Aquellas primeras semanas fueron el paraíso para Virgilio, pero pronto descubrió que hay personas que no tienen ningún reparo en cruzar la línea de la palabra dicha a la acción física y la falta de respeto corporal. Típico de los humanos.

Sobre todo en las horas de la comida, los enfermeros optaban por obligar a los ancianos a comer con todo tipo de trucos vejatorios y faltos de cariño, como taparles la nariz de muy malas maneras (a veces incluso llegaban a vomitar por falta de opciones), o lanzarles cubiertos y platos semi-llenos a la cabeza porque la paciencia había abandonado la habitación. Aquello a mi hijo en un primer momento le pareció normal, porque era lo mismo que su madre y sus abuelos hacían con él, pero cuando las lágrimas empezaron a brotar de los ojos de algunos de aquello hombres y mujeres abandonados por sus familias, descubrió que detrás de aquella carcasa arrugada y sin casi fuerzas habían personas, ni mejores ni peores que los demás, pero que se encontraban en una situación de la que no podían escapar porque los que abusaban de ellos tenían todo el poder.

Y eso, la falta de igualdad, hizo que Virgilio tuviera un plan para que el equilibrio de aquel lugar volviera, o mejor dicho, existiera.

Decidió que uno de sus mejores trucos ya estaba totalmente maduro (no era verdad, pero fallando se aprende), así que lo uso contra un par de enfermeros primero, lo que le llevó, cuando surtió efecto, a cederles el placer de una pesadilla creada por él al resto de los que trabajaban allí, hubiesen o no hecho daño a alguien. Esta pequeña injusticia tenía una razón de ser, y es que cuando veis que los demás hacen las cosas mal y, por el motivo que sea, no actuamos, es como si vosotros mismos estuvierais realizando la maldad. Así de sencillo.
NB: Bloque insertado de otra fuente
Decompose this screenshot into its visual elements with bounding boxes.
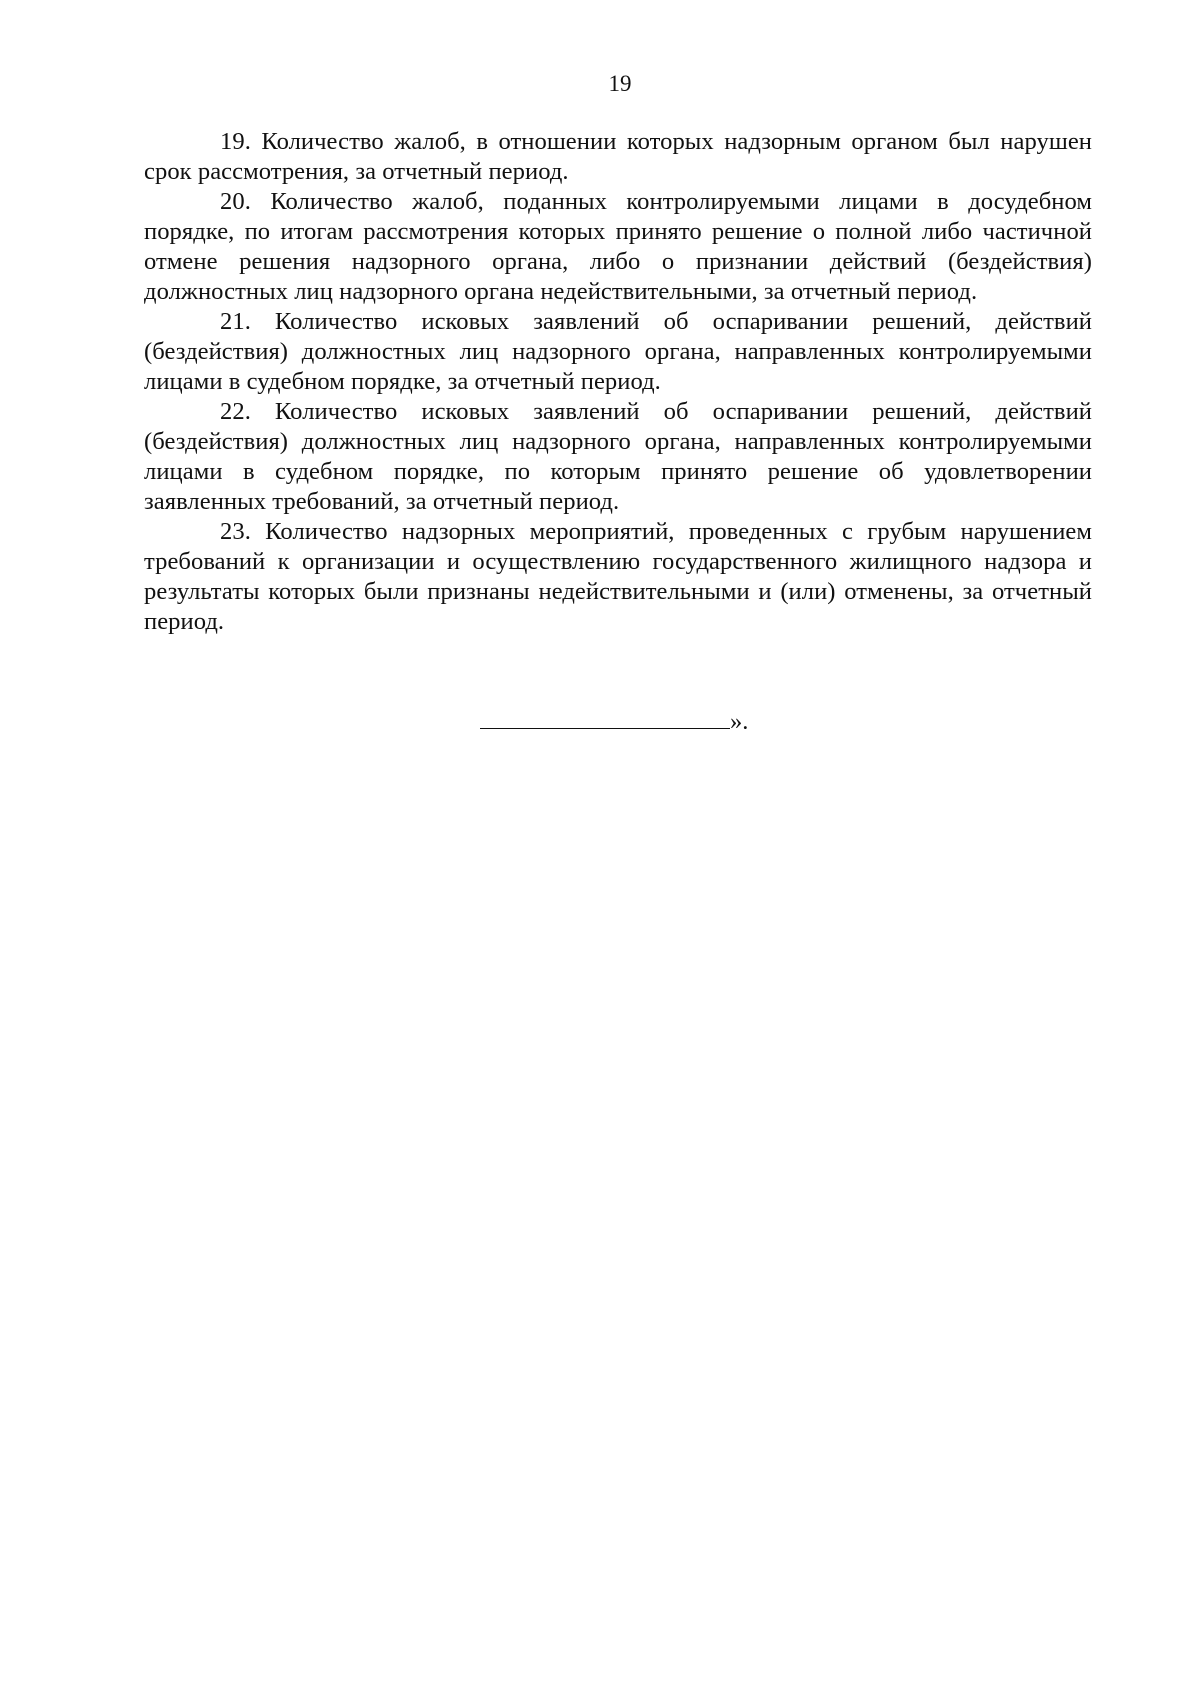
paragraph-item-21: 21. Количество исковых заявлений об оспаривании решений, действий (бездействия) должностных лиц надзорного органа, направленных контролируемыми лицами в судебном порядке, за отчетный период. (144, 308, 1092, 395)
paragraph-item-22: 22. Количество исковых заявлений об оспаривании решений, действий (бездействия) должностных лиц надзорного органа, направленных контролируемыми лицами в судебном порядке, по которым принято решение об удовлетворении заявленных требований, за отчетный период. (144, 398, 1092, 515)
paragraph-item-19: 19. Количество жалоб, в отношении которых надзорным органом был нарушен срок рассмотрения, за отчетный период. (144, 128, 1092, 185)
document-body (144, 127, 1092, 637)
closing-line (480, 706, 748, 737)
closing-quote-mark: ». (730, 708, 749, 735)
paragraph-item-20: 20. Количество жалоб, поданных контролируемыми лицами в досудебном порядке, по итогам рассмотрения которых принято решение о полной либо частичной отмене решения надзорного органа, либо о признании действий (бездействия) должностных лиц надзорного органа недействительными, за отчетный период. (144, 188, 1092, 305)
separator-underline (480, 706, 730, 729)
paragraph-item-23: 23. Количество надзорных мероприятий, проведенных с грубым нарушением требований к организации и осуществлению государственного жилищного надзора и результаты которых были признаны недействительными и (или) отменены, за отчетный период. (144, 518, 1092, 635)
page-number: 19 (608, 71, 632, 96)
Lo que les metió en el subconsciente a los trabajadores del centro fue tan sutil como inolvidable, y respondía a algo que mucho de ellos criticaban entre burlas y risas: la peste de las defecaciones de los ancianos. "Huele como si un bebé se hubiese comido un gato muerto y lo cagara", había llegado a escuchar, así que pensó que la mejor manera de que alguien supiera si esas afirmaciones eran ciertas es hacerle vivir lo más directamente posible ese hecho; ¿y qué recibe mejor la textura y la fragancia de una defecación que un retrete?

Durante una semana todo el mundo hablaba del extraño fenómeno de estar soñando todos lo mismo, que eran los váteres del centro. Algunos se reían disimulando, pues el sueño era tan real como lo sería la vida,y nadie se lo tomó como una amenaza hasta el quinto día, cuando mi hijo les hizo vivir una escena que ninguno olvidaría jamás: la de un arrugado y velludo culo expulsando miles de litros de diarrea sobre sus bocas abiertas y sentir como se les embozaba las cañerías y debían pasar las siete horas de sueño con aquella monumental plasta flotando al final de sus gargantas.

Las caras de todos los empleados al día siguiente fue una estampa solo vista a la salida de la primera proyección de Holocausto Caníbal. La palidez de todos, unida a la amabilidad con la que trataron a los viejos aquel día y todos lo que le siguieron, hizo comprender a mi hijo algo que muy poca gente sabe pero que, llegado el momento (desgraciado para todos los estúpidos que lo necesitan vivir), se les graba a fuego en la cabeza: comprender al prójimo es la mayor cura de humildad que puede vivir el hombre, y también la más dolorosa.